MLOps Integration & Inference Architecture

Deploying spatial autocorrelation features requires deterministic neighbor resolution across training and inference:

  1. Weight matrix serialization: Cache the spatial weights object (w) using joblib or pickle. Recomputing contiguity or KNN graphs at scale introduces unacceptable latency.
  2. Inference neighbor resolution: For new observations, map them to existing neighbors using a spatial index (scipy.spatial.cKDTree or geopandas.sjoin_nearest). Apply the cached weights structure to maintain consistent lag calculations.
  3. Drift monitoring: Track the proportion of significant clusters (HH/LL) and the median p_sim across inference batches. A systemic shift toward non-significant (NS) classifications often signals spatial regime changes, sensor degradation, or sampling bias.
  4. Pipeline orchestration: Wrap the LISA computation in a scikit-learn-compatible transformer. Implement fit() to build and serialize weights, and transform() to apply the precomputed matrix to incoming data. This guarantees reproducibility across CI/CD deployments.

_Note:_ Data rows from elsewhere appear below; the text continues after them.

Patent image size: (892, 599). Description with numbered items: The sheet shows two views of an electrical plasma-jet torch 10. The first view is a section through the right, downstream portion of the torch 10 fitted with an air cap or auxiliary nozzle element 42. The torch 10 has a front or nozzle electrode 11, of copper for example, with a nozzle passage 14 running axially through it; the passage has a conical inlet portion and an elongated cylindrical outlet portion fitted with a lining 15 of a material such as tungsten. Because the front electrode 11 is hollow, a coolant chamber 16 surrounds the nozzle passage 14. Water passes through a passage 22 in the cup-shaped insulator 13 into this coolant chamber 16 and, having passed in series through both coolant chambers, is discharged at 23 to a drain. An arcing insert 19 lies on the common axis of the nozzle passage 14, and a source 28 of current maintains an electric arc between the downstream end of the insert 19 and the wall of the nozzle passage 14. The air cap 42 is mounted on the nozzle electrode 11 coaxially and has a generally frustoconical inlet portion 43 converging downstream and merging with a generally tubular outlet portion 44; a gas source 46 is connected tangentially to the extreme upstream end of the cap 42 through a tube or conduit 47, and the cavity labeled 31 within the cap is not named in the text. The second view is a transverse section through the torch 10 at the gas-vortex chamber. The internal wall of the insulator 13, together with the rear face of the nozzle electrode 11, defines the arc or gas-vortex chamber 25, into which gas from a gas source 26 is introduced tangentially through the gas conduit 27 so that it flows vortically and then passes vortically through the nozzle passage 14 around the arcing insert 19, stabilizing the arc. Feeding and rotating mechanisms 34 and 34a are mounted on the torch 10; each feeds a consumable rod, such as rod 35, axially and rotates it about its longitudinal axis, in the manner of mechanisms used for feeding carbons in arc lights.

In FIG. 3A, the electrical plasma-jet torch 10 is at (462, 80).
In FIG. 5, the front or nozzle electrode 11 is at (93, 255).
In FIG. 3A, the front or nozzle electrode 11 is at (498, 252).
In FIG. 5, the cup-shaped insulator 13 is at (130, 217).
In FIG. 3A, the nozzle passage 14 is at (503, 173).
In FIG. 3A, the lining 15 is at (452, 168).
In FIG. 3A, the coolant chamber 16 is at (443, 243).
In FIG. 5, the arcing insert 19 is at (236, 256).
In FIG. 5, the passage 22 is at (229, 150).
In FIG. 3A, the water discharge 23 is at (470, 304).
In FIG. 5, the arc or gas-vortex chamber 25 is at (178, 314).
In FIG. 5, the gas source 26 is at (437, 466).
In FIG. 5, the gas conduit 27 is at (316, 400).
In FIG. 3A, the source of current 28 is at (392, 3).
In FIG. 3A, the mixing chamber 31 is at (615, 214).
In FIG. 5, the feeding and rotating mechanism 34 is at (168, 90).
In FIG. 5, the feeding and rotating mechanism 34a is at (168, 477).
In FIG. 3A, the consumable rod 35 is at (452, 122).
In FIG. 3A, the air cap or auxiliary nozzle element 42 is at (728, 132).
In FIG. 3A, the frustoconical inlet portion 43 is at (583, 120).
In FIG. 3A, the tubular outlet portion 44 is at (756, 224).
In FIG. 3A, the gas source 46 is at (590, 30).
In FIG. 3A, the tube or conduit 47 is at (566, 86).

Scaling, Optimization & Pitfalls

  • Weights selection: Queen contiguity excels for areal data (census tracts, parcels). KNN adapts to irregular point distributions. Avoid fixed distance-band weights unless your domain enforces a strict search radius.
  • Boundary effects: Edge observations have fewer neighbors, which can artificially deflate local statistics. Apply toroidal correction, buffer boundaries, or explicitly model edge effects in spatial regression.
  • Permutation trade-offs: 999 permutations balance statistical rigor and compute time. For real-time inference, precompute significance thresholds or switch to analytical approximations where the spatial process meets stationarity assumptions.
  • Memory constraints: Large GeoDataFrames trigger OOM errors during weight matrix construction. Chunk spatially contiguous blocks, compute LISA independently, and concatenate results. Alternatively, use sparse matrix representations (libpysal.weights.W.sparse) to reduce footprint.
  • Version compatibility: Recent libpysal releases streamline geometry handling. If you encounter deprecation warnings, pass gdf.geometry explicitly or upgrade to the latest PySAL release. Consult the libpysal spatial weights documentation for migration guidance.

Conclusion

Computing Local Moran’s I for feature engineering bridges spatial statistics and machine learning by converting neighborhood relationships into structured, model-ready signals. When deployed alongside robust MLOps practices, these features improve predictive accuracy, enable automated spatial drift detection, and eliminate fragile manual joins. Validate significance thresholds, serialize neighbor structures, and monitor cluster distributions in production to maintain model reliability across heterogeneous landscapes.